(October 17, 2019 at 3:04 am)FlatAssembler Wrote:(October 17, 2019 at 1:01 am)Belaqua Wrote: What is this evidence, in English?
I've said that in both the video and the post you are quoting: inconsistent revelations (different religions, the Bible containing nonsense), the fact that theology hasn't revealed anything useful to us, natural evil, and, most importantly, the omnipotence paradox.
The omnipotence paradox isn't the knock-down argument you seem to think it is. There are a number of objections, including one by Wittgenstein, who was no Christian.

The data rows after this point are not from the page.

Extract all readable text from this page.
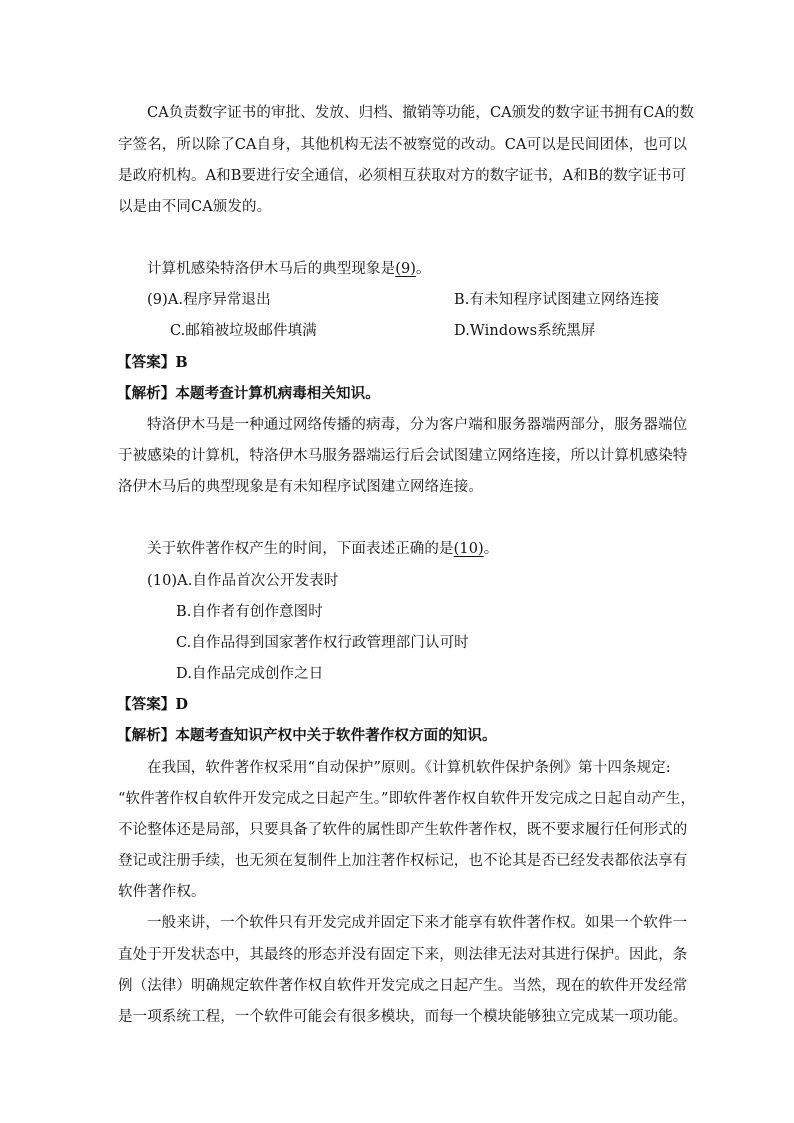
CA负责数字证书的审批、发放、归档、撤销等功能，CA颁发的数字证书拥有CA的数
字签名，所以除了CA自身，其他机构无法不被察觉的改动。CA可以是民间团体，也可以
是政府机构。A和B要进行安全通信，必须相互获取对方的数字证书，A和B的数字证书可
以是由不同CA颁发的。
计算机感染特洛伊木马后的典型现象是(9)。
(9)A.程序异常退出	B.有未知程序试图建立网络连接
C.邮箱被垃圾邮件填满	D.Windows系统黑屏
【答案】B
【解析】本题考查计算机病毒相关知识。
特洛伊木马是一种通过网络传播的病毒，分为客户端和服务器端两部分，服务器端位
于被感染的计算机，特洛伊木马服务器端运行后会试图建立网络连接，所以计算机感染特
洛伊木马后的典型现象是有未知程序试图建立网络连接。
关于软件著作权产生的时间，下面表述正确的是(10)。
(10)A.自作品首次公开发表时
B.自作者有创作意图时
C.自作品得到国家著作权行政管理部门认可时
D.自作品完成创作之日
【答案】D
【解析】本题考查知识产权中关于软件著作权方面的知识。
在我国，软件著作权采用“自动保护”原则。《计算机软件保护条例》第十四条规定:
“软件著作权自软件开发完成之日起产生。”即软件著作权自软件开发完成之日起自动产生，
不论整体还是局部，只要具备了软件的属性即产生软件著作权，既不要求履行任何形式的
登记或注册手续，也无须在复制件上加注著作权标记，也不论其是否已经发表都依法享有
软件著作权。
一般来讲，一个软件只有开发完成并固定下来才能享有软件著作权。如果一个软件一
直处于开发状态中，其最终的形态并没有固定下来，则法律无法对其进行保护。因此，条
例（法律）明确规定软件著作权自软件开发完成之日起产生。当然，现在的软件开发经常
是一项系统工程，一个软件可能会有很多模块，而每一个模块能够独立完成某一项功能。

Moreover, it depends on a common-language understanding of "omnipotent" to mean "can do anything." For Aristotelian Thomists, however, that's not what they mean when they say that God is omnipotent. It means that all potentiality in the world depends for its actualization on God, which they say is pure act. Omnipotent, for them, means the full actualization of all potentiality. Actus purus, an old definition of God. It is incoherent to them to say that God "can do anything," because they already agree that God does nothing -- takes no action.

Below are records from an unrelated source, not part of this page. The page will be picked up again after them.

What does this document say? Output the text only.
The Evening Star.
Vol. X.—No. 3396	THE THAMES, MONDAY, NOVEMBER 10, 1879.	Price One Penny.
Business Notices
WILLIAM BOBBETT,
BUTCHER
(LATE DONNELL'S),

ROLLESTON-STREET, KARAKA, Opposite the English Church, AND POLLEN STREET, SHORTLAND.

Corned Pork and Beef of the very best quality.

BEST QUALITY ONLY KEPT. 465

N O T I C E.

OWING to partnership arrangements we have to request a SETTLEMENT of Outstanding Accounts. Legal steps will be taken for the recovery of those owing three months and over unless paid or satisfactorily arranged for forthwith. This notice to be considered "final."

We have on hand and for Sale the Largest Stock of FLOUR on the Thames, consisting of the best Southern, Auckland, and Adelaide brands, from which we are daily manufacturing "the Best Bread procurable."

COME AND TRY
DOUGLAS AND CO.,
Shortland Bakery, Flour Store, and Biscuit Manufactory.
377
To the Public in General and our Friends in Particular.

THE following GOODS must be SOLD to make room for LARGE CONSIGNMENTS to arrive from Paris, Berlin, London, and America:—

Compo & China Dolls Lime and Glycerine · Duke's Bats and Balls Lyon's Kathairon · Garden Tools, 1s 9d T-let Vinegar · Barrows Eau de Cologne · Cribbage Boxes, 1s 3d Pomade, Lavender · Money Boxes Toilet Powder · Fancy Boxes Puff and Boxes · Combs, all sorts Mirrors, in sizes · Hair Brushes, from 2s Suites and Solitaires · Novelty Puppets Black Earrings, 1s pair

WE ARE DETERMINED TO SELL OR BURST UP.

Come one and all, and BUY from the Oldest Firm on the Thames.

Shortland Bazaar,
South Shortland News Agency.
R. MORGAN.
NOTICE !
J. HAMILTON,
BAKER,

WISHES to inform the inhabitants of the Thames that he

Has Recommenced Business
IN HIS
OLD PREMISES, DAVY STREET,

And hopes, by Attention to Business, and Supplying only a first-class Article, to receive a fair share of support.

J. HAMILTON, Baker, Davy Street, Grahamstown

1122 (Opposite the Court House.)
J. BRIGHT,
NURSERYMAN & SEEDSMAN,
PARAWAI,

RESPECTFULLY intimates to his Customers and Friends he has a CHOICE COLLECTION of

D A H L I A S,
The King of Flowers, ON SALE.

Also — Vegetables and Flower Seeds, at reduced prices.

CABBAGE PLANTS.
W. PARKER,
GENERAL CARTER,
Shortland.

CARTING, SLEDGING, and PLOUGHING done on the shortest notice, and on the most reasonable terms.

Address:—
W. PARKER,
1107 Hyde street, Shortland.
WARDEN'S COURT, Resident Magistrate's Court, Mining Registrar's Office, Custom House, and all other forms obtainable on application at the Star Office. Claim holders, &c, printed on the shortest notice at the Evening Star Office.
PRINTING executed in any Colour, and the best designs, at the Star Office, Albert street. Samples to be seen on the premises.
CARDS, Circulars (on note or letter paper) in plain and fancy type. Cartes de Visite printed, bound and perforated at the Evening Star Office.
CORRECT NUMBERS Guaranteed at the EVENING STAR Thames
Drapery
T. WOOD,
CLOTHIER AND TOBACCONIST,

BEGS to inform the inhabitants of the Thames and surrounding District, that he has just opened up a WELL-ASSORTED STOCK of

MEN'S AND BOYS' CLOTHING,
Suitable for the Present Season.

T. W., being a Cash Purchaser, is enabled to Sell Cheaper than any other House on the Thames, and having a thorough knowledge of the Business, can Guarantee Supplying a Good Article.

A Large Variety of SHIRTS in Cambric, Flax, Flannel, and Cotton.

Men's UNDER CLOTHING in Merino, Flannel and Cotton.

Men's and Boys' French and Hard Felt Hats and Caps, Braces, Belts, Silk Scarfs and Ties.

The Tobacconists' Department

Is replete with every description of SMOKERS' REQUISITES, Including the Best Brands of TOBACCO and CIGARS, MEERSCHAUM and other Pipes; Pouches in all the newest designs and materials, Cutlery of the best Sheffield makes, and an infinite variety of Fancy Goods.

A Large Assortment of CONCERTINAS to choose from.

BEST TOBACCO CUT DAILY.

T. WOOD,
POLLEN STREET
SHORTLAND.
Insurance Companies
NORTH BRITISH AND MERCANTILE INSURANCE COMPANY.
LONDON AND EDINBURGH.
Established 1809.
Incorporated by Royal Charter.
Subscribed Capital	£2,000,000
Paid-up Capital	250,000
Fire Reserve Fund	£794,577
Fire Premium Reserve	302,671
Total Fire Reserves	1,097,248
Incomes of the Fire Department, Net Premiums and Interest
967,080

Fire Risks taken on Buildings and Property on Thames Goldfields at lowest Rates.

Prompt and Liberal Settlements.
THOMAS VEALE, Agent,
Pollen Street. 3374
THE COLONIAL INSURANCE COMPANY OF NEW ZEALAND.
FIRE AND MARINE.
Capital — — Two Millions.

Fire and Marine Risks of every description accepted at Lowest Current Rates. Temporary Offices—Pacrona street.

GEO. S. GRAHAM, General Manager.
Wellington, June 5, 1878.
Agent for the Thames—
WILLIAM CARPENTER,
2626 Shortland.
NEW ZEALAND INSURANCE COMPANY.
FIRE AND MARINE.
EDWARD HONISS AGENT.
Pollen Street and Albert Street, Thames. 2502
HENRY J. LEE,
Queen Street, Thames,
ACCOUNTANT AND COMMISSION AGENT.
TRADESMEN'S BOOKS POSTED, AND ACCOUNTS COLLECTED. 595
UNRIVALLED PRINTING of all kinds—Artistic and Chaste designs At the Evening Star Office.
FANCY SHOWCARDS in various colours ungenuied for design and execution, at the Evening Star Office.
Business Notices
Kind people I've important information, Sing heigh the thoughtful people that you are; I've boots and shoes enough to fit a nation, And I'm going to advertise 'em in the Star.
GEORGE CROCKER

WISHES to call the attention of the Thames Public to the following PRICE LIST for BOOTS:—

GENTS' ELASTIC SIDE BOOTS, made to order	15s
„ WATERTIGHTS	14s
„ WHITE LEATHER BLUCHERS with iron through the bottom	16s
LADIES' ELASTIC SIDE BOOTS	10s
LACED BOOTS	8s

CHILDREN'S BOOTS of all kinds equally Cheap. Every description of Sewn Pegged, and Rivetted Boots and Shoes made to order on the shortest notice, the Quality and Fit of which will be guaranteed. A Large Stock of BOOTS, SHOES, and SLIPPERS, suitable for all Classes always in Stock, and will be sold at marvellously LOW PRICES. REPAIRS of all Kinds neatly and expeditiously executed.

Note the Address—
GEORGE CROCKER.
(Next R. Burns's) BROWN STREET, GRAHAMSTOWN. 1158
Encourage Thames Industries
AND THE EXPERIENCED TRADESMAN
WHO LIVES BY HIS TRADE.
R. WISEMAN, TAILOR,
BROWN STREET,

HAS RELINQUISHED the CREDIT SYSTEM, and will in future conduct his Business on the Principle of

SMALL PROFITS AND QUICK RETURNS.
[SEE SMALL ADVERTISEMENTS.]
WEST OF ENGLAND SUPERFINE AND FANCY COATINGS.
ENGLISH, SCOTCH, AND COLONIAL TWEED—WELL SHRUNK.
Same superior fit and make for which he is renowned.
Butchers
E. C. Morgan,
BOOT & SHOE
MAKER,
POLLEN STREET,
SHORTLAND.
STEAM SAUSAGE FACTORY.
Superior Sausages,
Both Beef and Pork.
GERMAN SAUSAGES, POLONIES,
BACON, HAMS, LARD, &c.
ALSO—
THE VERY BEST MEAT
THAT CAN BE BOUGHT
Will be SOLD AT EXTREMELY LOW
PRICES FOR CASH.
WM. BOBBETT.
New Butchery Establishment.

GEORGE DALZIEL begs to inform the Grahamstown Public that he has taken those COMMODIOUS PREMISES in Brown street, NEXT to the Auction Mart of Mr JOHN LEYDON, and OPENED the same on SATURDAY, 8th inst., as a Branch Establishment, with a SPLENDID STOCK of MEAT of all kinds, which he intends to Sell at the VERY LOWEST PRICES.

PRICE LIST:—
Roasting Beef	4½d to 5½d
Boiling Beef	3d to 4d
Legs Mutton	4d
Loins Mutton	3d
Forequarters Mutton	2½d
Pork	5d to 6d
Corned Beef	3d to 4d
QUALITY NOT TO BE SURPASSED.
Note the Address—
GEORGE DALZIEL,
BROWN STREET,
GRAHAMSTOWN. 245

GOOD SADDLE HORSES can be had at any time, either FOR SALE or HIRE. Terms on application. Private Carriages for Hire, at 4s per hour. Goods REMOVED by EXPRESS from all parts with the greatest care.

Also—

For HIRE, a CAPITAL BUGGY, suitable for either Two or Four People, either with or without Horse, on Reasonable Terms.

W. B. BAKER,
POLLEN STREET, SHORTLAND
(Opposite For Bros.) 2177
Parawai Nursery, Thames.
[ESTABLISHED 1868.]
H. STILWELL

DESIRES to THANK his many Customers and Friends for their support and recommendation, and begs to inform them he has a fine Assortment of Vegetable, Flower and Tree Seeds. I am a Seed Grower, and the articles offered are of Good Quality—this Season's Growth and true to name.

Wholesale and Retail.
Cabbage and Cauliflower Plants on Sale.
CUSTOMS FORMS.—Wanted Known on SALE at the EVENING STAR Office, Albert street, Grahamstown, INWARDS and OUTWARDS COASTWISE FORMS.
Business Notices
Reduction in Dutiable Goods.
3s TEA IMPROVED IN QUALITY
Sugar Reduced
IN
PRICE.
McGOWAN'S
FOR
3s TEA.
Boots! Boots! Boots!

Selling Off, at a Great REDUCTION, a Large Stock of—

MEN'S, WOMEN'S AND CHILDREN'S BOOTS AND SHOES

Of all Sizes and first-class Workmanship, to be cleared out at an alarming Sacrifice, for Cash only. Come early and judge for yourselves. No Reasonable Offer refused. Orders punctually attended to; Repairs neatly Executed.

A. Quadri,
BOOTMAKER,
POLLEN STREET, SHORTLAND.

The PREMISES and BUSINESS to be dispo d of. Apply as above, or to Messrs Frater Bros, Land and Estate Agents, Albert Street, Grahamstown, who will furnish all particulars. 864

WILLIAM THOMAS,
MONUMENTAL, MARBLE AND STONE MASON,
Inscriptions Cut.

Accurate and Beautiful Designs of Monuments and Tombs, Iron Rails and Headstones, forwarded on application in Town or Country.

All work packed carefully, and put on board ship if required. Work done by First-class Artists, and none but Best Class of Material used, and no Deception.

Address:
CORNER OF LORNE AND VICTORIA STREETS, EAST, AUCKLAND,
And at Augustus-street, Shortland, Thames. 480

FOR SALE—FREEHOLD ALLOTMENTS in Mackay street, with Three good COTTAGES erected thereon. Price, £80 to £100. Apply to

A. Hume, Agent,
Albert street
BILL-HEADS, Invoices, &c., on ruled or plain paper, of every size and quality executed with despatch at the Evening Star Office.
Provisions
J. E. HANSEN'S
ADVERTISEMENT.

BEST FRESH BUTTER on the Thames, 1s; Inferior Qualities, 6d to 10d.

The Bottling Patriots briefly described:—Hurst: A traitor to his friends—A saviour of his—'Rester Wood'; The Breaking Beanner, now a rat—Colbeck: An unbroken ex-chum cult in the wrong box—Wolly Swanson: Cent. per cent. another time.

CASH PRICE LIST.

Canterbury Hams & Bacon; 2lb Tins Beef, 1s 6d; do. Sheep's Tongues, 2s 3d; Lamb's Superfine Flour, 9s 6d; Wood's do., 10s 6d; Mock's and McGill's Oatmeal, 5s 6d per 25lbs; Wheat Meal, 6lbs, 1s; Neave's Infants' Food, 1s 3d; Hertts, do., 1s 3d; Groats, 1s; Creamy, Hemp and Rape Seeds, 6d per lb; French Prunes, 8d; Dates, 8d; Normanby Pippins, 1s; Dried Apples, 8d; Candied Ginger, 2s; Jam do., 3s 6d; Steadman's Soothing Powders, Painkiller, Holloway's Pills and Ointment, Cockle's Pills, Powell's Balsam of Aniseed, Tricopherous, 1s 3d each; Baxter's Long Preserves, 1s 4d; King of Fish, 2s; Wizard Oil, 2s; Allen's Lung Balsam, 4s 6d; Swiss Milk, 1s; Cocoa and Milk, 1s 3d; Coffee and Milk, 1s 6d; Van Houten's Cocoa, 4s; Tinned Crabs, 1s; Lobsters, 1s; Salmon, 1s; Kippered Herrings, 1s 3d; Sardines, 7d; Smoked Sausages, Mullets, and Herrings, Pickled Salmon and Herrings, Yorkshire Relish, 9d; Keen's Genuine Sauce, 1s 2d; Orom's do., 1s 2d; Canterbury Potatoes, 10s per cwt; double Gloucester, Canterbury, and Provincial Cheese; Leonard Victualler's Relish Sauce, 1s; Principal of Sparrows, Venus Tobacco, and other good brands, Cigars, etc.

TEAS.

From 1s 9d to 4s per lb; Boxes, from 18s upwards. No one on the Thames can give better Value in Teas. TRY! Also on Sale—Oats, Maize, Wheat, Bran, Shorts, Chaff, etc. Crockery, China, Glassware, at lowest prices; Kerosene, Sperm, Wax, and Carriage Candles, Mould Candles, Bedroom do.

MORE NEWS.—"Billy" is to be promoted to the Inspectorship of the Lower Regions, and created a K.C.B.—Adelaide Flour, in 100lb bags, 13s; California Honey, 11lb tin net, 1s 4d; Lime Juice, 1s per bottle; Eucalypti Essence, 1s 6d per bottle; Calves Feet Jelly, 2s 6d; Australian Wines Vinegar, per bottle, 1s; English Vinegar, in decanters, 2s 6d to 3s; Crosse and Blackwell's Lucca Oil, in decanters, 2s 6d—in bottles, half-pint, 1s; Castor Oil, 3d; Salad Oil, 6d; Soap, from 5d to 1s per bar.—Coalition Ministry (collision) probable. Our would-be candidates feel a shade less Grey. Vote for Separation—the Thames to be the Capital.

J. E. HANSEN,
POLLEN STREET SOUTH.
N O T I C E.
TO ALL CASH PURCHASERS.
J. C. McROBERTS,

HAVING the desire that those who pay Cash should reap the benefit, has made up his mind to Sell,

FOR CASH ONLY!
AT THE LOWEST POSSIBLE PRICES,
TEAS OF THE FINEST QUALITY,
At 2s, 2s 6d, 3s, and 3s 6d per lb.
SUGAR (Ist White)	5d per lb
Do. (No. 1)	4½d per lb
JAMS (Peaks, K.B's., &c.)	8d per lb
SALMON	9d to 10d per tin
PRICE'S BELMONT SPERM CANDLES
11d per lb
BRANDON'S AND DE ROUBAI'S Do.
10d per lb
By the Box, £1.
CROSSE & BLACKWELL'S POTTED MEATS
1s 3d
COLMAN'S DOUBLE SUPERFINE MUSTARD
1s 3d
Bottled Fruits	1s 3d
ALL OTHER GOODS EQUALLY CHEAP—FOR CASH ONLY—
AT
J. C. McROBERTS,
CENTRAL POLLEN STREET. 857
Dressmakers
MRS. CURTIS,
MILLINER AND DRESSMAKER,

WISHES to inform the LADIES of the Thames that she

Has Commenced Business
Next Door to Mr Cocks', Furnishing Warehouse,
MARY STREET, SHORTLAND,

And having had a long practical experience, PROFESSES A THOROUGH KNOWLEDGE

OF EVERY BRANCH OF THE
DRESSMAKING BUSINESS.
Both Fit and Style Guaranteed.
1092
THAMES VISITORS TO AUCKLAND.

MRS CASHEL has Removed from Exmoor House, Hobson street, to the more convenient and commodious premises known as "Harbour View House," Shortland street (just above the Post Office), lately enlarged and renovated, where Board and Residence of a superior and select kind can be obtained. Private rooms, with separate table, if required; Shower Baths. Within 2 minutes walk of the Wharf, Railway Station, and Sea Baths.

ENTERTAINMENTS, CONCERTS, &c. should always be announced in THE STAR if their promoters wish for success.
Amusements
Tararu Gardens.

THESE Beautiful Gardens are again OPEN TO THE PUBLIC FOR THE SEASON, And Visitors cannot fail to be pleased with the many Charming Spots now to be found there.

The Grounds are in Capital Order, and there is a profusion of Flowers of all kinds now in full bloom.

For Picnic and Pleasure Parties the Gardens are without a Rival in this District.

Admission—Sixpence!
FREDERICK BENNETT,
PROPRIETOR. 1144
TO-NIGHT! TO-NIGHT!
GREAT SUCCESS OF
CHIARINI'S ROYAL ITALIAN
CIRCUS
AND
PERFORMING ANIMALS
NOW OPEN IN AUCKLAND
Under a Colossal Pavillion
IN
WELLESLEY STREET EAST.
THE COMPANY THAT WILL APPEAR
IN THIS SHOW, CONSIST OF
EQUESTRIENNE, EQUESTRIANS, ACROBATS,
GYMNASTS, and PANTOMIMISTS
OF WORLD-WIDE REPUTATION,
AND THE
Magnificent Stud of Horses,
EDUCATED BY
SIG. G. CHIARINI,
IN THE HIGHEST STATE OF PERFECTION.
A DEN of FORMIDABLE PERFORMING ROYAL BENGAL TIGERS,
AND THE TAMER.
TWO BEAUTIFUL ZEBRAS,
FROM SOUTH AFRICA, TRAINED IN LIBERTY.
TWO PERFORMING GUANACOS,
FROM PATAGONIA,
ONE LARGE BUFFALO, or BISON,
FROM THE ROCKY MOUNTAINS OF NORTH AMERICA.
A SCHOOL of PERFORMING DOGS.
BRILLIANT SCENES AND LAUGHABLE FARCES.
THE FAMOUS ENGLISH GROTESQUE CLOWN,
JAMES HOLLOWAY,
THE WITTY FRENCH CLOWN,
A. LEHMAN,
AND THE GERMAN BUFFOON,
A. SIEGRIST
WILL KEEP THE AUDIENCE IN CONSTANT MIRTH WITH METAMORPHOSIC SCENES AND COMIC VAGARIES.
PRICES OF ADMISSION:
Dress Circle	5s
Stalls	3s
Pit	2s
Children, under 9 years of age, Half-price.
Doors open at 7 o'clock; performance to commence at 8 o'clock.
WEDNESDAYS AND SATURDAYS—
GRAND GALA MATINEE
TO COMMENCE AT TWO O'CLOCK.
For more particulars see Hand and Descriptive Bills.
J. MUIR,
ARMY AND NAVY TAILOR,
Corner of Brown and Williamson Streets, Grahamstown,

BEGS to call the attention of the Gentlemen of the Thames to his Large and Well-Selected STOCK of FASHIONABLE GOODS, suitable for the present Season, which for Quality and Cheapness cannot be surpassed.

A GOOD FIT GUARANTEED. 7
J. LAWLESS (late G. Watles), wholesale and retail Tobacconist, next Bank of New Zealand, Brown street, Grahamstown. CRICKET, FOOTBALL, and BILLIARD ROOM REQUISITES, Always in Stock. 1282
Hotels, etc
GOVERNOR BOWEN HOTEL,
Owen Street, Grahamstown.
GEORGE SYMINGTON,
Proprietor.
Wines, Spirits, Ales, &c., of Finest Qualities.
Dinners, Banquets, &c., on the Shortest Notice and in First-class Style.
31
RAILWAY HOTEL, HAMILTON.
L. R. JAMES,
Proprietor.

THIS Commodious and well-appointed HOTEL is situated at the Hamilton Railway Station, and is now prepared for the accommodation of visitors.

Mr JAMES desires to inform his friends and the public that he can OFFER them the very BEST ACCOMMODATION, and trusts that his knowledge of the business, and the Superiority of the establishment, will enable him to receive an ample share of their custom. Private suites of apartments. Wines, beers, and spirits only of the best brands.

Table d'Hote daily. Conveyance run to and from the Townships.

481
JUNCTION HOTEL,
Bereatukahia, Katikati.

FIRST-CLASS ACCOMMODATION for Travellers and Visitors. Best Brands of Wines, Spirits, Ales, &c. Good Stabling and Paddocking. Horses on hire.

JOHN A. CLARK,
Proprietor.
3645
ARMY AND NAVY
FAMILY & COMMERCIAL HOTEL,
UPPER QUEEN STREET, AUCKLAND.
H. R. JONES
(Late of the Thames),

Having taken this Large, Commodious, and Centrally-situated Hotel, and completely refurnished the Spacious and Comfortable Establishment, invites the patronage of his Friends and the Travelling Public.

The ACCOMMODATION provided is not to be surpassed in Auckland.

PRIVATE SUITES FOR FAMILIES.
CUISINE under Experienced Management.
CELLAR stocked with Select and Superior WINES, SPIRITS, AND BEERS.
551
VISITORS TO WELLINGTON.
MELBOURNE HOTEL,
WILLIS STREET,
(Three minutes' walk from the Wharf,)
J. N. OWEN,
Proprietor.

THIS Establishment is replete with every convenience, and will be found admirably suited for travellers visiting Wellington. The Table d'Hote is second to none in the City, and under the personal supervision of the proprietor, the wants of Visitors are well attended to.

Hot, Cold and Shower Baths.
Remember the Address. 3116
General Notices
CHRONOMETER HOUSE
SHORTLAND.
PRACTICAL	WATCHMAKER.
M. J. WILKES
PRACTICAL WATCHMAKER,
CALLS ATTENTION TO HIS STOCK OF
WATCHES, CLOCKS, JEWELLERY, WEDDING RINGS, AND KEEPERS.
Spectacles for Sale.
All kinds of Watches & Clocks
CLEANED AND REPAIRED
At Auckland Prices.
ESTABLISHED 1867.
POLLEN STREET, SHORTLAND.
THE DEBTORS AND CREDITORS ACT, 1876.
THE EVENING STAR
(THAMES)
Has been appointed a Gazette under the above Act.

So those people find the "can he create a stone so heavy he can't lift it?" question to be about as challenging as "if people descended from monkeys why are there still monkeys?"
Your other arguments help to demonstrate that revelation is unreliable and people don't understand God very well. But since it's a key definition of God that it is beyond human understanding, that won't bother believers.
I think you've made some good arguments against the simplest Sunday School type of Christianity. A lot of people are stuck at that level.